Constable could face suspended license


A recommendation was made by the executive director of the Texas Commission on Law Enforcement regarding the possible license suspension of suspended Smith County Precinct 1 Constable Henry Phillip Jackson.

According to a petition filed in May, TCOLE executive director Kim Vickers recommended a 10-year suspension of Jackson’s peace officer’s license.

First elected to the Precinct 1 position in Smith County in 1999, Jackson began serving a six-month sentence in federal prison at the Seagoville Unit near Dallas in October 2017 after pleading guilty to four counts of willfully failing to pay his federal income taxes in September of the same year. Jackson was also sentenced to a year of probation in the case.

He was released from the Seagoville Unit in April and placed in a halfway house and into a residential re-entry program until the end of his original sentence, which expired Wednesday, April 25.

Jackson entered a guilty plea to the charges in May 2017, as he was presented with the information and decided to plead guilty rather than having the case brought before a Grand Jury.

He was handed down the six-month federal prison sentence during a sentencing hearing in front of Magistrate Judge K. Nicole Mitchell in the United States District Court for the Eastern District of Texas.

Along with his wife, Jackson failed to pay federal taxes in a three-year span from 2010 to 2013 totaling $157,489 before additional fines and penalties. Jackson has since filed the federal tax returns for those years and now owes over $160,000 in back taxes.

Jackson potentially could have faced up to a year in federal prison on each of the four counts at his sentencing, according to federal statutes.

Despite the guilty plea, Jackson was initially allowed to continue to carry firearms while on supervised release and continue in his elected role as Smith County Constable, according to a ruling from a federal judge.

If Jackson’s peace officer’s license is suspended by TCOLE, he will not be able to have any kind of TCOLE-held license “unless and until such time as he demonstrates compliance with the requirement of applicable TCOLE rules,” according to the petition.
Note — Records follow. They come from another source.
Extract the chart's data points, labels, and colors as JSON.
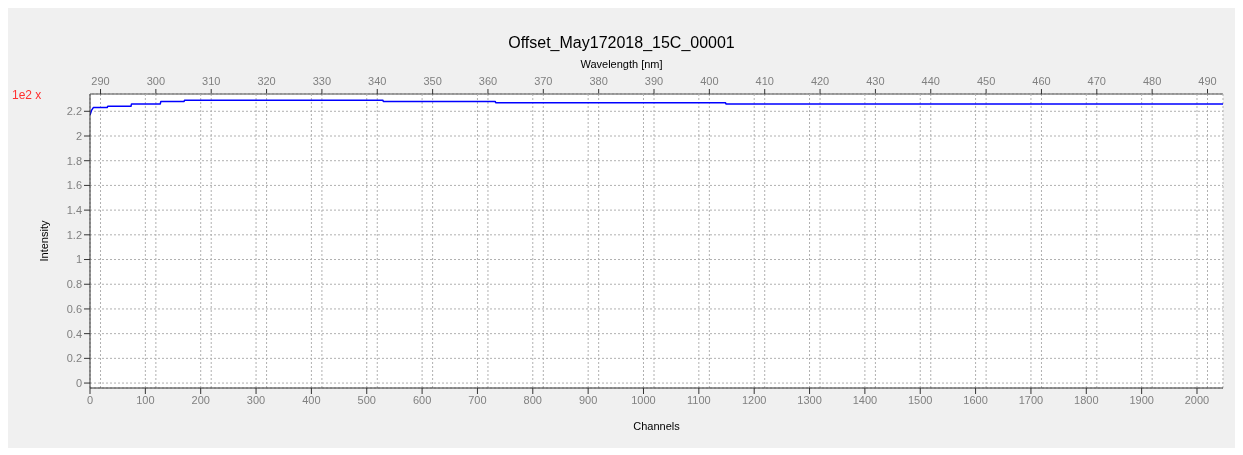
{
  "chart_data": {
    "type": "line",
    "title": "Offset_May172018_15C_00001",
    "xlabel": "Channels",
    "ylabel": "Intensity",
    "x2label": "Wavelength [nm]",
    "annotations": [
      "1e2 x"
    ],
    "series": [
      {
        "color": "#0000ff",
        "x": [
          0,
          3,
          6,
          31,
          32,
          74,
          75,
          127,
          128,
          170,
          171,
          529,
          530,
          732,
          733,
          1148,
          1149,
          2047
        ],
        "values": [
          2.17,
          2.21,
          2.23,
          2.23,
          2.24,
          2.24,
          2.26,
          2.26,
          2.28,
          2.28,
          2.29,
          2.29,
          2.28,
          2.28,
          2.27,
          2.27,
          2.26,
          2.26
        ]
      }
    ],
    "xlim": [
      0,
      2047
    ],
    "xticks": [
      0,
      100,
      200,
      300,
      400,
      500,
      600,
      700,
      800,
      900,
      1000,
      1100,
      1200,
      1300,
      1400,
      1500,
      1600,
      1700,
      1800,
      1900,
      2000
    ],
    "x2lim": [
      288.1,
      492.8
    ],
    "x2ticks": [
      290,
      300,
      310,
      320,
      330,
      340,
      350,
      360,
      370,
      380,
      390,
      400,
      410,
      420,
      430,
      440,
      450,
      460,
      470,
      480,
      490
    ],
    "ylim": [
      -0.04,
      2.34
    ],
    "yticks": [
      0,
      0.2,
      0.4,
      0.6,
      0.8,
      1,
      1.2,
      1.4,
      1.6,
      1.8,
      2,
      2.2
    ],
    "grid": true,
    "legend": false,
    "marker": "none",
    "line_style": "solid"
  }
}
Jackson has chosen to respond to the petition sent by TCOLE, rather than agreeing to the action by signing a waiver attached to the petition. According to his response, Jackson is denying all allegations made against him.

As of print deadline, Jackson’s hearing with the Texas State Office of Administrative Hearings has not been set.

In a letter dated Thursday, Oct. 19, 2017, Smith County Judge Nathaniel Moran called on Jackson to resign his office and waive his right to the pay and benefits associated with the office of Smith County Constable, stating that he had asked Jackson for his resignation privately, an offer Jackson declined.

“As you recall,” said Moran, in the letter, “I made this request to you privately and face-to-face in my office weeks ago. I did so privately in an effort to avoid embarrassing you publically with the request. At the time that we met, I made two requests of you. First, I requested that you resign outright. Second, and in the alternative that you decided not to resign, I requested that you waive receipt of any compensation from Smith County while you were incarcerated. I acknowledged at the time that under state law neither I, nor the Commissioners Court, had any authority to force you to take either action. But, I urged you to do so in the best interest of the citizens of Smith County and for the purpose of preserving the integrity of your office you currently hold.”

The decision was made in December 2017 by visiting judge Richard Beacom in Smith County’s 7th District Court to suspend Jackson from his position and appoint Bobby Garmon as the replacement to run the constable’s office on a day-to-day basis in his absence.